Like apples left out too long and some orange wines, browned avocado flesh is the result of oxidization. And like other fruits that brown, avocados contain an enzyme called polyphenol oxidase. This enzyme catalyzes phenols, a class of compounds found in avocados, into quinones, which are capable of joining smaller molecules together into long chains. (Otherwise known by their less technical name: gross, browned avocado bits.) This process actually enables avocados to last longer, as quinones are toxic to the bacteria that cause rot, but it shortens the window of time they can be actually enjoyed.

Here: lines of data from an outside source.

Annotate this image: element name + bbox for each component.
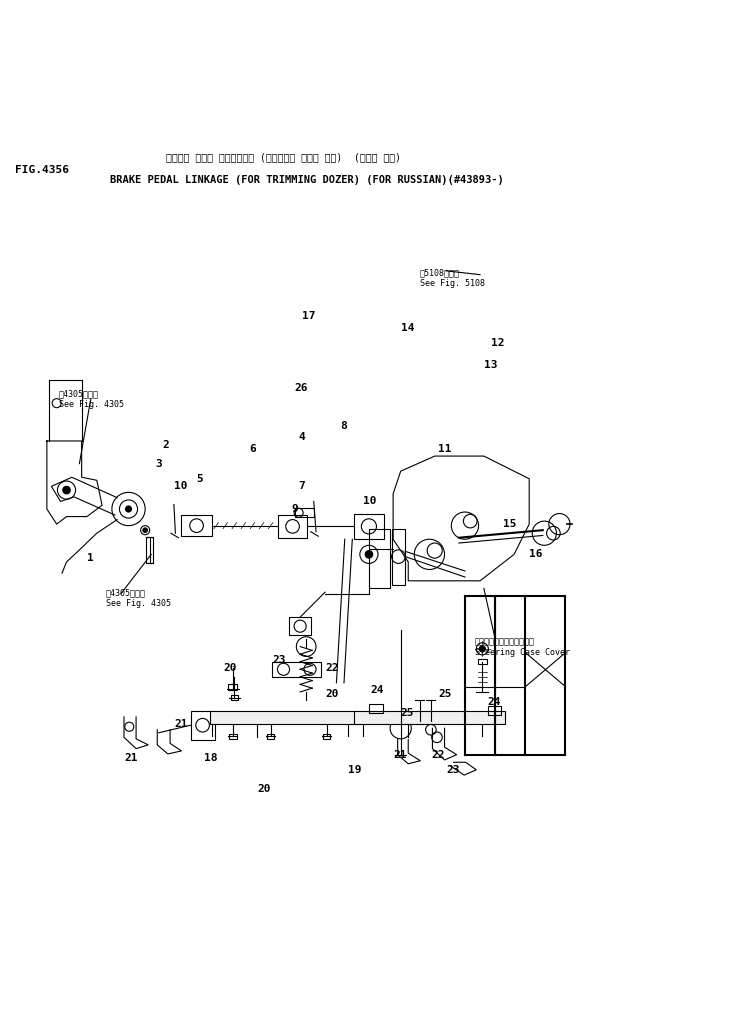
Circle shape	[63, 487, 70, 494]
Text: 6: 6	[249, 444, 256, 454]
Text: 14: 14	[401, 323, 414, 333]
Text: 11: 11	[438, 444, 452, 454]
Text: 24: 24	[370, 685, 384, 695]
Text: 第4305図参照
See Fig. 4305: 第4305図参照 See Fig. 4305	[106, 588, 171, 608]
Text: 25: 25	[438, 689, 452, 699]
Text: 17: 17	[302, 312, 316, 322]
Bar	[354, 513, 384, 540]
Text: ブレーキ ペダル リンケージ・ (トリミング ドーザ ヨウ)  (ロシア ヨウ): ブレーキ ペダル リンケージ・ (トリミング ドーザ ヨウ) (ロシア ヨウ)	[166, 152, 401, 162]
Text: 7: 7	[299, 482, 305, 492]
Bar	[228, 684, 237, 690]
Text: 26: 26	[295, 383, 308, 393]
Text: 5: 5	[197, 473, 203, 484]
Bar	[231, 695, 238, 700]
Text: 8: 8	[340, 420, 347, 431]
Text: 1: 1	[87, 553, 94, 563]
Bar	[323, 734, 330, 739]
Bar	[369, 529, 390, 588]
Text: 第5108図参照
See Fig. 5108: 第5108図参照 See Fig. 5108	[420, 269, 485, 288]
Circle shape	[479, 645, 485, 652]
Text: ステアリングケースカバー
Steering Case Cover: ステアリングケースカバー Steering Case Cover	[475, 637, 570, 657]
Text: 9: 9	[291, 504, 298, 514]
Text: 21: 21	[393, 749, 407, 759]
Text: 25: 25	[401, 709, 414, 718]
Bar	[289, 617, 311, 635]
Circle shape	[125, 506, 132, 512]
Circle shape	[143, 528, 147, 532]
Text: 13: 13	[484, 360, 497, 371]
Text: 22: 22	[325, 663, 339, 673]
Bar	[210, 711, 358, 725]
Text: 22: 22	[431, 749, 445, 759]
Text: 20: 20	[223, 663, 237, 673]
Text: 10: 10	[363, 497, 376, 506]
Text: 21: 21	[125, 753, 138, 764]
Bar	[181, 515, 212, 536]
Bar	[229, 734, 237, 739]
Text: 24: 24	[488, 696, 501, 706]
Text: 23: 23	[446, 765, 460, 775]
Circle shape	[365, 551, 373, 558]
Bar	[354, 711, 505, 725]
Text: 18: 18	[204, 753, 218, 764]
Text: 20: 20	[257, 784, 271, 794]
Bar	[278, 515, 307, 538]
Bar	[267, 734, 274, 739]
Text: 21: 21	[174, 720, 187, 730]
Bar	[392, 528, 405, 584]
Text: 第4305図参照
See Fig. 4305: 第4305図参照 See Fig. 4305	[59, 390, 124, 409]
Text: FIG.4356: FIG.4356	[15, 165, 69, 175]
Text: 16: 16	[529, 550, 543, 559]
Text: 20: 20	[325, 689, 339, 699]
Text: 12: 12	[491, 338, 505, 348]
Bar	[146, 536, 153, 563]
Bar	[488, 705, 501, 715]
Bar	[295, 508, 314, 517]
Text: 2: 2	[163, 440, 169, 450]
Bar	[369, 704, 383, 714]
Text: 19: 19	[348, 765, 361, 775]
Bar	[191, 711, 215, 740]
Text: 3: 3	[155, 459, 162, 468]
Bar	[478, 660, 487, 664]
Text: 23: 23	[272, 656, 286, 665]
Text: BRAKE PEDAL LINKAGE (FOR TRIMMING DOZER) (FOR RUSSIAN)(#43893-): BRAKE PEDAL LINKAGE (FOR TRIMMING DOZER)…	[110, 175, 503, 185]
Text: 10: 10	[174, 482, 187, 492]
Text: 15: 15	[503, 519, 516, 529]
Text: 4: 4	[299, 433, 305, 442]
Bar	[272, 662, 321, 677]
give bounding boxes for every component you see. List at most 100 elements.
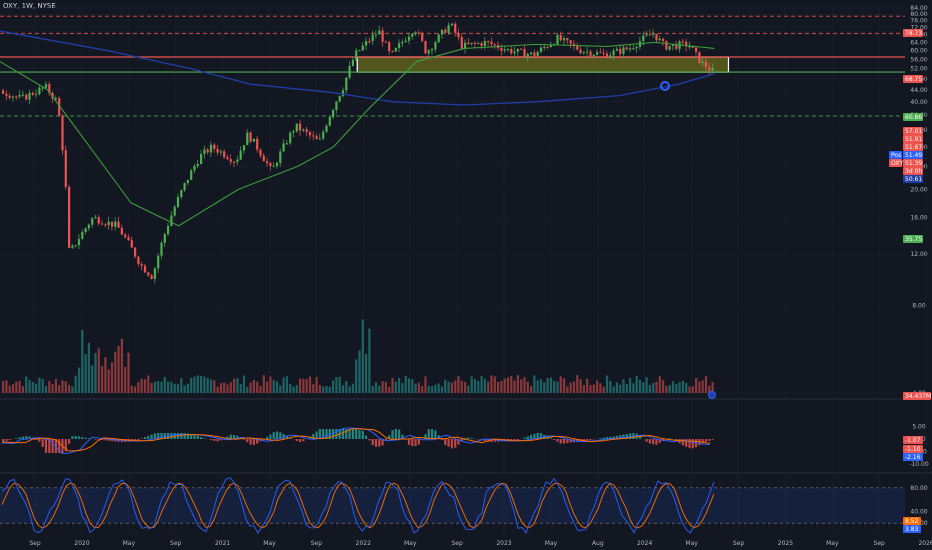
volume-bar (322, 386, 325, 393)
candle-body (549, 44, 552, 48)
candle-body (506, 48, 510, 50)
volume-bar (153, 381, 156, 393)
stoch-tick-label: 40.00 (910, 508, 927, 515)
candle-body (473, 42, 477, 44)
support-zone (356, 56, 730, 73)
candle-body (101, 223, 104, 225)
candle-body (609, 55, 612, 58)
volume-bar (546, 377, 549, 393)
volume-bar (480, 376, 483, 393)
price-tag-bg (903, 29, 923, 37)
volume-bar (668, 385, 671, 393)
macd-bar (322, 429, 325, 439)
candle-body (662, 38, 665, 42)
x-tick-label: May (826, 540, 839, 547)
macd-bar (348, 429, 351, 439)
candle-body (91, 218, 94, 225)
price-tag-bg (903, 151, 923, 159)
x-tick-label: May (545, 540, 558, 547)
macd-bar (371, 439, 374, 446)
macd-bar (483, 439, 486, 442)
volume-bar (615, 382, 618, 393)
candle-body (411, 33, 414, 37)
volume-bar (31, 382, 34, 393)
candle-body (292, 131, 295, 133)
candle-body (391, 51, 394, 53)
macd-bar (74, 435, 77, 439)
macd-bar (701, 439, 704, 444)
macd-bar (460, 439, 463, 442)
macd-bar (51, 439, 54, 453)
candle-body (635, 46, 638, 49)
macd-bar (612, 436, 615, 439)
macd-bar (200, 437, 203, 439)
volume-bar (18, 380, 21, 393)
candle-body (421, 33, 424, 42)
macd-bar (401, 434, 404, 439)
macd-bar (81, 437, 84, 439)
candle-body (160, 242, 163, 256)
volume-bar (467, 385, 470, 393)
volume-bar (642, 382, 645, 393)
macd-bar (272, 432, 275, 439)
macd-bar (378, 439, 381, 447)
volume-bar (662, 380, 665, 393)
macd-bar (619, 435, 622, 439)
candle-body (404, 40, 407, 42)
candle-body (170, 215, 173, 227)
volume-bar (11, 384, 15, 393)
macd-bar (21, 436, 24, 439)
candle-body (582, 52, 585, 54)
candle-body (120, 227, 123, 235)
volume-bar (275, 381, 279, 393)
volume-bar (160, 381, 163, 393)
candle-body (589, 51, 592, 56)
candle-body (460, 37, 463, 49)
candle-body (77, 239, 81, 246)
y-tick-label: 64.00 (910, 39, 927, 46)
candle-body (351, 60, 354, 66)
candle-body (74, 245, 77, 247)
price-tag-label: 51.39 (905, 160, 922, 167)
volume-bar (563, 378, 566, 393)
volume-bar (5, 380, 8, 393)
candle-body (526, 53, 529, 57)
macd-bar (586, 439, 589, 441)
volume-bar (312, 384, 315, 393)
candle-body (596, 52, 599, 55)
volume-bar (295, 385, 298, 393)
candle-body (97, 217, 100, 224)
volume-bar (378, 385, 381, 393)
volume-bar (394, 381, 397, 393)
volume-bar (256, 381, 259, 393)
candle-body (143, 265, 147, 273)
macd-bar (388, 435, 391, 439)
candle-body (153, 268, 156, 280)
candle-body (691, 46, 694, 48)
volume-bar (200, 375, 203, 393)
x-tick-label: 2022 (356, 540, 371, 547)
volume-bar (477, 381, 480, 393)
macd-bar (312, 433, 315, 439)
macd-bar (398, 429, 401, 439)
macd-bar (186, 433, 189, 439)
candle-body (130, 240, 133, 248)
price-tag-bg (889, 151, 902, 159)
macd-bar (325, 429, 328, 439)
candle-body (516, 48, 519, 52)
price-tag-label: 34.437M (905, 393, 931, 400)
y-tick-label: 12.00 (910, 251, 927, 258)
macd-bar (609, 436, 612, 439)
x-tick-label: May (263, 540, 276, 547)
macd-bar (101, 439, 104, 440)
macd-bar (622, 434, 625, 439)
volume-bar (358, 350, 361, 393)
candle-body (681, 41, 684, 43)
volume-bar (285, 376, 288, 393)
candle-body (335, 101, 338, 110)
candle-body (308, 132, 312, 136)
candle-body (256, 138, 259, 150)
macd-bar (2, 439, 5, 442)
macd-bar (434, 430, 437, 439)
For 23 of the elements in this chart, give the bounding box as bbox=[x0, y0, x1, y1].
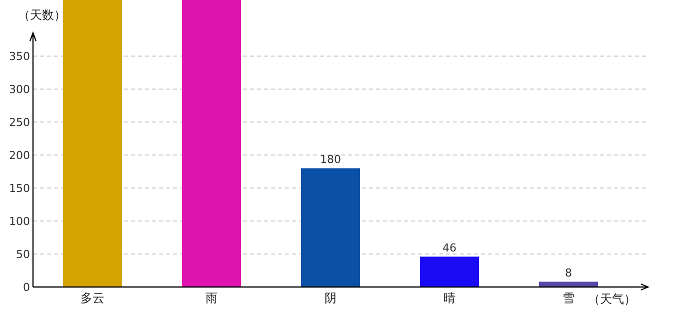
x-axis-title: （天气） bbox=[588, 292, 636, 306]
y-tick-label: 350 bbox=[9, 50, 30, 64]
bar bbox=[301, 168, 360, 287]
x-tick-label: 晴 bbox=[444, 291, 456, 305]
bar bbox=[539, 282, 598, 287]
x-tick-label: 阴 bbox=[324, 291, 336, 305]
y-axis-title: （天数） bbox=[18, 8, 66, 22]
y-tick-label: 300 bbox=[9, 83, 30, 96]
x-tick-label: 雨 bbox=[206, 291, 218, 305]
bar bbox=[420, 256, 479, 287]
y-tick-label: 100 bbox=[9, 215, 30, 228]
x-tick-label: 雪 bbox=[562, 291, 574, 305]
data-label: 180 bbox=[320, 153, 341, 166]
y-tick-label: 250 bbox=[9, 116, 30, 130]
data-label: 8 bbox=[565, 266, 572, 280]
bar bbox=[63, 0, 122, 287]
y-tick-label: 200 bbox=[9, 149, 30, 162]
bar bbox=[182, 0, 241, 287]
x-tick-label: 多云 bbox=[80, 291, 104, 305]
data-label: 46 bbox=[442, 242, 456, 255]
y-tick-label: 150 bbox=[9, 182, 30, 196]
y-tick-label: 0 bbox=[23, 281, 30, 294]
y-tick-label: 50 bbox=[16, 248, 30, 262]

The black, stringy lines you sometimes see in avocado flesh are from damage to the fibers that run longitudinally through the fruit. As Lindsay-Jean put it in the article above, “Stringy avocados are either from young trees (they’ll start to produce better fruit as the tree matures) or were improperly stored.”
While it can be difficult to avoid avocados with stringy fibers—especially as the increasing demand for avocados forces more farmers to harvest from immature trees—purchasing fruit from older avocado farms with established trees is a good place to start. Either look online for information on your sellers or ask farmers at your local market how old their trees are—while avocado trees start bearing fruit at three to five years, they don’t reach full maturity until five to seven years.
When avocados are overripe, they take on the similar brown color of avocados that have had a bit too much air—and like the oxidized fruit, they may have a funky flavor. But they're still completely safe to eat, just like the over-ripe banana you put into your banana bread. (Try them in a salad dressing or a smoothie.)